Whenever a new language model is released, the first thing on display is usually a score: such-and-such percent on one exam, some rank on a leaderboard. Those numbers are useful for comparing models in general. The trouble is that almost none of them answer the thing we care about most, which is whether the model is actually useful for Indonesian government work.
Most popular benchmarks measure general ability, and most of them in English. A model can score high there and still get it wrong when asked to trace the legal basis of a policy or to draft an official memo in the correct format. The score is good, just not on what we need.
What actually needs measuring
So we built our own evaluation, drawn from real material and judged against one plain question: would this answer hold up if it were actually used?
A few of the things we score:
Citation accuracy. When the model names a rule, does that rule actually exist and actually apply, rather than just sounding convincing.
Regulatory reasoning. When two provisions collide, does the model resolve them with the right principle, or just pick one.
Official register. Whether a letter, decision, or report follows the form and language proper to official drafting, rather than everyday prose.
Document reading. Whether the model can pull the right information out of official documents, including scans of middling quality.
Why take the harder road
Building your own benchmark is plainly tiresome. It is far easier to lift a number off an existing leaderboard. But that leaderboard knows nothing about the context we work in, and a model that looks impressive there may not be dependable on a policy analyst’s desk.
We also slip in traps on purpose: questions whose wrong answer is the one that sounds most reasonable.
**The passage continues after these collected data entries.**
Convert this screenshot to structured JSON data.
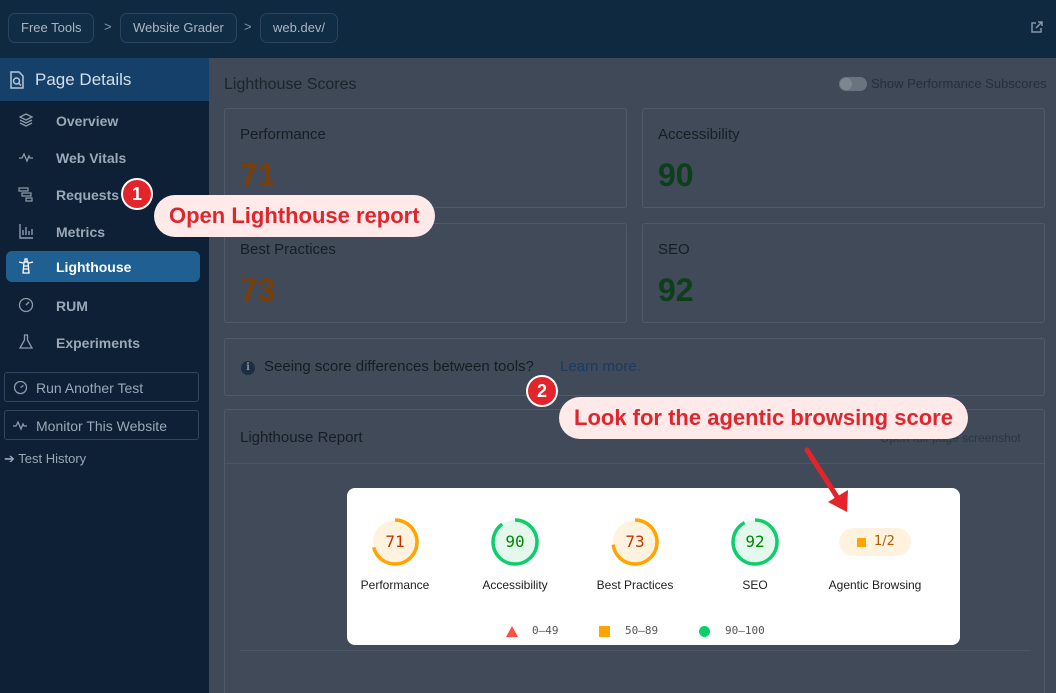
{
  "breadcrumbs": [
    "Free Tools",
    "Website Grader",
    "web.dev/"
  ],
  "sidebar": {
    "title": "Page Details",
    "items": [
      {
        "label": "Overview",
        "icon": "layers-icon"
      },
      {
        "label": "Web Vitals",
        "icon": "pulse-icon"
      },
      {
        "label": "Requests",
        "icon": "waterfall-icon"
      },
      {
        "label": "Metrics",
        "icon": "bar-chart-icon"
      },
      {
        "label": "Lighthouse",
        "icon": "lighthouse-icon",
        "active": true
      },
      {
        "label": "RUM",
        "icon": "gauge-icon"
      },
      {
        "label": "Experiments",
        "icon": "flask-icon"
      }
    ],
    "run_test": "Run Another Test",
    "monitor": "Monitor This Website",
    "history": "➔ Test History"
  },
  "main": {
    "title": "Lighthouse Scores",
    "toggle_label": "Show Performance Subscores",
    "cards": [
      {
        "title": "Performance",
        "score": "71",
        "status": "orange"
      },
      {
        "title": "Accessibility",
        "score": "90",
        "status": "green"
      },
      {
        "title": "Best Practices",
        "score": "73",
        "status": "orange"
      },
      {
        "title": "SEO",
        "score": "92",
        "status": "green"
      }
    ],
    "note_text": "Seeing score differences between tools?",
    "note_link": "Learn more.",
    "report_title": "Lighthouse Report",
    "report_link": "Open full-page screenshot"
  },
  "report_panel": {
    "gauges": [
      {
        "label": "Performance",
        "value": "71",
        "score": 0.71,
        "color": "#ffa400",
        "bg": "#fff3e0",
        "text": "#c33300"
      },
      {
        "label": "Accessibility",
        "value": "90",
        "score": 0.9,
        "color": "#0cce6b",
        "bg": "#e5f8ed",
        "text": "#008800"
      },
      {
        "label": "Best Practices",
        "value": "73",
        "score": 0.73,
        "color": "#ffa400",
        "bg": "#fff3e0",
        "text": "#c33300"
      },
      {
        "label": "SEO",
        "value": "92",
        "score": 0.92,
        "color": "#0cce6b",
        "bg": "#e5f8ed",
        "text": "#008800"
      }
    ],
    "agentic": {
      "label": "Agentic Browsing",
      "value": "1/2"
    },
    "legend": [
      "0–49",
      "50–89",
      "90–100"
    ]
  },
  "annotations": [
    {
      "number": "1",
      "text": "Open Lighthouse report"
    },
    {
      "number": "2",
      "text": "Look for the agentic browsing score"
    }
  ],
  "colors": {
    "accent_red": "#e3242b",
    "callout_bg": "#ffe9e9",
    "pass": "#0cce6b",
    "average": "#ffa400",
    "fail": "#ff4e42"
  }
}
A good model is not the most confident one, but the one that knows when to be careful and when to admit it does not know.
A benchmark is not the truth
We do not treat this evaluation as perfect. It is still a proxy, not the truth itself, and we keep fixing it as we find the gaps. What it gives us, though, is something no public leaderboard does: an honest measure of whether Strata is getting better at the work that actually matters, rather than at the work that happens to be easiest to score.